Question

Explain the neural, renal, and hormonal regulation of blood pressure.

Answer 1

Ans:

Blood pressure is defined as pressure exerted by blood on the walls of the blood vessels. It is regulated through various mechanism in the body.

(i) Neural regulation of blood pressure: It is the short term regulation of blood pressure which is achieved through the role of cardiovascular centers and baroreceptor stimulation.

• The cardiovascular centers located in medulla oblongata forms part of the autonomic nervous system and is responsible for regulation of cardiac output. Cardiovascular center contains three distinct components: the cardioaccelerator center, the cardioinhibitor center, and the vasomotor centre. The cardioaccelerator center stimulates cardiac function by regulating heart rate and stroke volume via sympathetic stimulation from the cardiac accelerator nerve. The cardioinhibitor center slows cardiac function by decreasing heart rate and stroke volume via parasympathetic stimulation from the vagus nerve. The vasomotor center controls vessel tone or contraction of the smooth muscle in tunica media. The majority of these neurons act via the release of neurotransmitter norepinephrine from sympathetic neurons.
• The baroreceptors are specialized stretched receptors located within thin areas of blood vessels and heart chambers. Vasular baroreceptors are found primarily in sinuses within the aorta and carotid arteries. When blood pressure rises too high, baroreceptors fire at a higher rate and trigger parasympathetic stimulation of the heart. As a results, cardiac output falls and sympathetic stimulation of the peripheral arterioles will decrease to cause vasodilation. These combined activities causes blood pressure to fall. When blood pressure drops too low, the rate of baroreceptor firing decreases. This triggers an increase in sympathetic stimulation of heart and peripheral vessels, causing increased cardiac output and vasocinstriction respectively. These combined activities causes blood pressure to rise.

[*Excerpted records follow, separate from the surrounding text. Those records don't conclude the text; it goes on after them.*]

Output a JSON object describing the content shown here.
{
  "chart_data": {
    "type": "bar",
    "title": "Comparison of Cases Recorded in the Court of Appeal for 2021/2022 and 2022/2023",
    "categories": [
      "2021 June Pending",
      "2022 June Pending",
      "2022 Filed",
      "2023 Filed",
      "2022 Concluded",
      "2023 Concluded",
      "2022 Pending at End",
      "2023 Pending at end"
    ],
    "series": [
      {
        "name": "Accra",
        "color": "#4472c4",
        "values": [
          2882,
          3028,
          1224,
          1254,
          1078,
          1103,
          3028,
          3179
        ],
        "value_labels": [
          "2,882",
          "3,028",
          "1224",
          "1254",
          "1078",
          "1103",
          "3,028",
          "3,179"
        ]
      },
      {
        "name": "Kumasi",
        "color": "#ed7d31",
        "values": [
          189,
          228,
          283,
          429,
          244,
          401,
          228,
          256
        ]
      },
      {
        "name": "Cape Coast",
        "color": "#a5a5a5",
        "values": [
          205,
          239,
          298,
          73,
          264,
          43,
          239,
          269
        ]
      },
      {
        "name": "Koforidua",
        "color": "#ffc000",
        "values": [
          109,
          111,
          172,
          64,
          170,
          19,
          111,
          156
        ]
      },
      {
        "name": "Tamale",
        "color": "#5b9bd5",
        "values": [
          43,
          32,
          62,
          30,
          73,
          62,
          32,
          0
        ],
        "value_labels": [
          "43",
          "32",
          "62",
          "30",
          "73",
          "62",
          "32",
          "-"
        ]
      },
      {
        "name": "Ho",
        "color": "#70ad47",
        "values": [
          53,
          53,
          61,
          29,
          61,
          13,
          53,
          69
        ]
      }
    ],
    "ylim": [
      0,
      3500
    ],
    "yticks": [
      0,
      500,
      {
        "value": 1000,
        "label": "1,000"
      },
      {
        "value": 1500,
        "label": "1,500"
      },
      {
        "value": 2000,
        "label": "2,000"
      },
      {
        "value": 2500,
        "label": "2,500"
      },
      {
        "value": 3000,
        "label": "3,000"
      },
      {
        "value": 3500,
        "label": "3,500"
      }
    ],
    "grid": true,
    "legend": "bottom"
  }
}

(ii) Renal regulation of blood pressure: The kidney plays a central role in the regulation of arterial blood pressure. The kidney influences blood pressure by causing the arteries and veins to constrict and also by increasing the circulating blood volume. Upon constriction of blood vessels, the increase in resistance to blood flow causes increase in blood pressure. The increased Na and water reabsorption from the distal tubules reduces urine output and increases the circulating blood volume. The increased blood volume helps stretch the heart muscle and generate more pressure with each beat, thereby increasing the blood pressure. There are three mechanisms of renal regulation for control of blood pressure by:

• Pressure diuresis: As arteriolar blood pressure increases, so flow through kidney increases, further causing increase in filtration rate and urinary output.
• Pressure natriuresis: Increased renal perfusion pressure causes increase in sodium excretion, which further causes less water reabsorption and then blood pressure decreases.
• Renin-angiotensin-aldosterone system (RAAS) causes increase in blood pressure via a pathway involving renin, angiotensinogen, angiotensin 1, angiotensin converting enzyme, angiotensin 2 and aldosterone.

(iii) Hormonal regulation of blood pressure: The hormonal control mechanism of blood pressure involves renin-angiotensin-aldosterone system (RAAS) of kidneys to regulate blood volume. It is a long-term regulation of blood pressure. The juxtaglomerular cells in the kidneys secrete renin into the blood in response to decreased blood pressure. Renin facilitates the conversion of angiotensinogen to angiotensin I, which is then converted to angiotensin II using angiotensin converting enzyme (ACE). Angiotensin II is a potent vasoconstrictor. It acts directly on kidneys to increase sodium reabsorption in proximal convoluted tubules. Angiotensin II further promotes the stimulation of aldosterone. Aldosterone promotes salt and water retension by acting at the distal tubule to increase expression of epithelial sodium channels. Further, aldosterone increases the activity of basolateral Na+-K+ ATPase, thus increasing the electrochemical gradient for movement of sodium ions. This ultimately results in decreased water excretion, increases blood volume and blood pressure.

Another mechanism of regulating blood pressure is by release of anti-diuretic hormone (ADH) from hypothalamus in resonse to thirst or high plasma osmolarity. Prostaglandins acts as a local vasodilators to increase GFR and reduce sodium reabsorption to control blood pressure.